Among peptides more relevant to the wellness and optimization space, thymosin alpha-1 and GHK-Cu stand out for having genuine clinical evidence from multiple independent groups. BPC-157 has impressive preclinical breadth but a conspicuous absence of human data. Growth hormone peptides have moderate clinical evidence. Newer discoveries like MOTS-c and humanin are scientifically exciting but years from clinical application.
When evaluating any peptide, ask three questions: How many studies? By how many groups? In humans? The answers will tell you where the peptide sits on the evidence spectrum — and how much confidence you can reasonably place in its reported effects.
References
- PubMed. National Library of Medicine. Search data accessed January 2026.
- ClinicalTrials.gov. National Institutes of Health. Registry data accessed January 2026.
- Wilding JPH, et al. "Once-Weekly Semaglutide in Adults with Overweight or Obesity." NEJM. 2021;384(11):989-1002.
- Pickart L, et al. "GHK Peptide as a Natural Modulator of Multiple Cellular Pathways in Skin Regeneration." BioMed Research International. 2015;2015:648108.
- Tuthill C, et al. "Thymalin and Thymosin Alpha 1 as Modulators of Immunity." Drugs Under Experimental and Clinical Research. 2002;28(3):109-131.
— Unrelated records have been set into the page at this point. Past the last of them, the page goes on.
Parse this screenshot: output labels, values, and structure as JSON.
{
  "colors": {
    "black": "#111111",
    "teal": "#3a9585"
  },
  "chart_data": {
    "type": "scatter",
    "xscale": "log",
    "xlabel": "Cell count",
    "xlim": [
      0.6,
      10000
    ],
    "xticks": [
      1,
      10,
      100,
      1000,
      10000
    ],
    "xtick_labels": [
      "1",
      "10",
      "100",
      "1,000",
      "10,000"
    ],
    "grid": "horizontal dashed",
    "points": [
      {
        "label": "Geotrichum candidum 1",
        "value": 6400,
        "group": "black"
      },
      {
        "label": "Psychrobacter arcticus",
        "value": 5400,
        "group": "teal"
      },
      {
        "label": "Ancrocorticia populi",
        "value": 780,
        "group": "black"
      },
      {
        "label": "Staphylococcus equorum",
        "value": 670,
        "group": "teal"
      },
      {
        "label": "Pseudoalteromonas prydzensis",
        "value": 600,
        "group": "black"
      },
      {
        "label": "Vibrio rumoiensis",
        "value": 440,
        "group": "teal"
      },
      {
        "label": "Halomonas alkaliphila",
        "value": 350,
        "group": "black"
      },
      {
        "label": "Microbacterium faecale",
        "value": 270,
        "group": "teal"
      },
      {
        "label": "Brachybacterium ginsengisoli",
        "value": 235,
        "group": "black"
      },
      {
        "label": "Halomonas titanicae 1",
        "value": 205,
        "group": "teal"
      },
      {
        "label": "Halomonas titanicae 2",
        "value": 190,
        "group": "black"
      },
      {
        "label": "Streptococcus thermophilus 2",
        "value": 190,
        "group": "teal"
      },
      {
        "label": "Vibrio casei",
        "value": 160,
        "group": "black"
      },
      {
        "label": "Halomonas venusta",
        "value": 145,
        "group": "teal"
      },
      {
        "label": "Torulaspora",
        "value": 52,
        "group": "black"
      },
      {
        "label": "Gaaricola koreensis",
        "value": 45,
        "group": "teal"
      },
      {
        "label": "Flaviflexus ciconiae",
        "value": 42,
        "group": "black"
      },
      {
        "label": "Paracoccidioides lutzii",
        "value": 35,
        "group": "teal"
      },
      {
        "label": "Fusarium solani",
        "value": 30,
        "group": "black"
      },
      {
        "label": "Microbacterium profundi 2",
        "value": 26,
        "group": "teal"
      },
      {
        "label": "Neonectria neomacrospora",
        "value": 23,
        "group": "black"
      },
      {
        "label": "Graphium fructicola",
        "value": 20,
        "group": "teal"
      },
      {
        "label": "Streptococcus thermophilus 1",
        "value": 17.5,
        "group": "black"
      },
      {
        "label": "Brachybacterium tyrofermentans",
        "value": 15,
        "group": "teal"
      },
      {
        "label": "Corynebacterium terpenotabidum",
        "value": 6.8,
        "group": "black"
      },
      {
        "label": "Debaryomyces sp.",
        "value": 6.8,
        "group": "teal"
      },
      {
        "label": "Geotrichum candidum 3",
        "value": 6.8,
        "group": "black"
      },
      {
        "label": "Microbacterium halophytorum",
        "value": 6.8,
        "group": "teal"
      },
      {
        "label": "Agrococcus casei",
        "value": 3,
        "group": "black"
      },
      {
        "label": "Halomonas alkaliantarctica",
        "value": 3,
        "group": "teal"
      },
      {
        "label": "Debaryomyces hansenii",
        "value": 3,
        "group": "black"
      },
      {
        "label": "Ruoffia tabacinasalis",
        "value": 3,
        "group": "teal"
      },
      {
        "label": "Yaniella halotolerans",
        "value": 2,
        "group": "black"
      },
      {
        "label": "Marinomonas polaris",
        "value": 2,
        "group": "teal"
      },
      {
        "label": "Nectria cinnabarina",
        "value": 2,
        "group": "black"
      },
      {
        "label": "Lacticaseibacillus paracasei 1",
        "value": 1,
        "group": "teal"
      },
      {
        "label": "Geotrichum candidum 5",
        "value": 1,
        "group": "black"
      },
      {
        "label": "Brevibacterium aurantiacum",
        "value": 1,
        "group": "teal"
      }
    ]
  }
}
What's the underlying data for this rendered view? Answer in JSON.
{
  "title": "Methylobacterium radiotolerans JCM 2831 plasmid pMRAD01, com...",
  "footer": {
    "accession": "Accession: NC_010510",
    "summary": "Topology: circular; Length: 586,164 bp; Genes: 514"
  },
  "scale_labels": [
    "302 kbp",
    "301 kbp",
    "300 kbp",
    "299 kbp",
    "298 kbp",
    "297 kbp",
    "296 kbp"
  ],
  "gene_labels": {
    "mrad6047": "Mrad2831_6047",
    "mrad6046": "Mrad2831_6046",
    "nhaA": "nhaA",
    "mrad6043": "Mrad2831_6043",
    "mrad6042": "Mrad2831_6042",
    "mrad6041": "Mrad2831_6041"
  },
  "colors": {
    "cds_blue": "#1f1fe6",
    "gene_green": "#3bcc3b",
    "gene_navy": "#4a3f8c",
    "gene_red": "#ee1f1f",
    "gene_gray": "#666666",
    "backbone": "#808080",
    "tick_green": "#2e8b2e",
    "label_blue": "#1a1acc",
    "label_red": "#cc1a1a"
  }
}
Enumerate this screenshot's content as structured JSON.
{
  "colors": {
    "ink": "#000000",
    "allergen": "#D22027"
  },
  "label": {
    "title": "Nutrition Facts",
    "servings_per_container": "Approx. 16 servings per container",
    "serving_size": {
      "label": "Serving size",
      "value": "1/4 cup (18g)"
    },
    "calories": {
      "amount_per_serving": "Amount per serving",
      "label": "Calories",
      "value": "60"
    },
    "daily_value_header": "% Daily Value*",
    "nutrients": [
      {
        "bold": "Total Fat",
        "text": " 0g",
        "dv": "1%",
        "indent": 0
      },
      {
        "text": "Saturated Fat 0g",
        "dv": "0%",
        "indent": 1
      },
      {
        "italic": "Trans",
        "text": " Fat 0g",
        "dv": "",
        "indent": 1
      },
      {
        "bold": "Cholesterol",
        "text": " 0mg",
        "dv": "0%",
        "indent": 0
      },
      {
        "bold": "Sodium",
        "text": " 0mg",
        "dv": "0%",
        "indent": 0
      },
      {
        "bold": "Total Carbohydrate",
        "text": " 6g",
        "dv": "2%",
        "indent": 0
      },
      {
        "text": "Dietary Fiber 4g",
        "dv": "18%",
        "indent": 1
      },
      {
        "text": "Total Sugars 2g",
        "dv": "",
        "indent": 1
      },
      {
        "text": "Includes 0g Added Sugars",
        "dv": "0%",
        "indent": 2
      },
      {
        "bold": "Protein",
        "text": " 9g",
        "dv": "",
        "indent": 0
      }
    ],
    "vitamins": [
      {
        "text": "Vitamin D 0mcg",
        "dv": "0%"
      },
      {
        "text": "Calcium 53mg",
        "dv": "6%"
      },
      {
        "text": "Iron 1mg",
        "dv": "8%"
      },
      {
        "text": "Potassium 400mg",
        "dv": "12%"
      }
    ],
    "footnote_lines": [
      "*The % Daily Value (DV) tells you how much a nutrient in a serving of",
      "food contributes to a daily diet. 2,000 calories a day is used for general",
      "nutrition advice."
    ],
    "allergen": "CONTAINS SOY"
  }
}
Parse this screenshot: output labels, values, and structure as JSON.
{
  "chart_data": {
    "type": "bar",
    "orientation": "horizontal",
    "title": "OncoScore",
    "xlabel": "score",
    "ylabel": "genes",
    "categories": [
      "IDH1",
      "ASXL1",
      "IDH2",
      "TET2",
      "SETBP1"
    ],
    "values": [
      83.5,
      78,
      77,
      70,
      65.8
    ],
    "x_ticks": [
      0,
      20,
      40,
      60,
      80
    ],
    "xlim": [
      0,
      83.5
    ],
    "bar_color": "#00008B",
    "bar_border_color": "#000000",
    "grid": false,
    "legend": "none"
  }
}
- Sikiric P, et al. "Brain-gut Axis and Pentadecapeptide BPC 157." Current Neuropharmacology. 2016;14(8):857-865.
- Lee C, et al. "The mitochondrial-derived peptide MOTS-c promotes metabolic homeostasis." Cell Metabolism. 2015;21(3):443-454.
- Hashimoto Y, et al. "A rescue factor abolishing neuronal cell death by a wide spectrum of familial Alzheimer's disease genes and Aβ." PNAS. 2001;98(11):6336-6341.
- Khavinson VK, et al. "Epithalon peptide induces telomerase activity and telomere elongation." Bulletin of Experimental Biology and Medicine. 2003;135(6):590-592.
- Robinson LR, et al. "Topical palmitoyl pentapeptide provides improvement in photoaged human facial skin." International Journal of Cosmetic Science. 2005;27:155-160.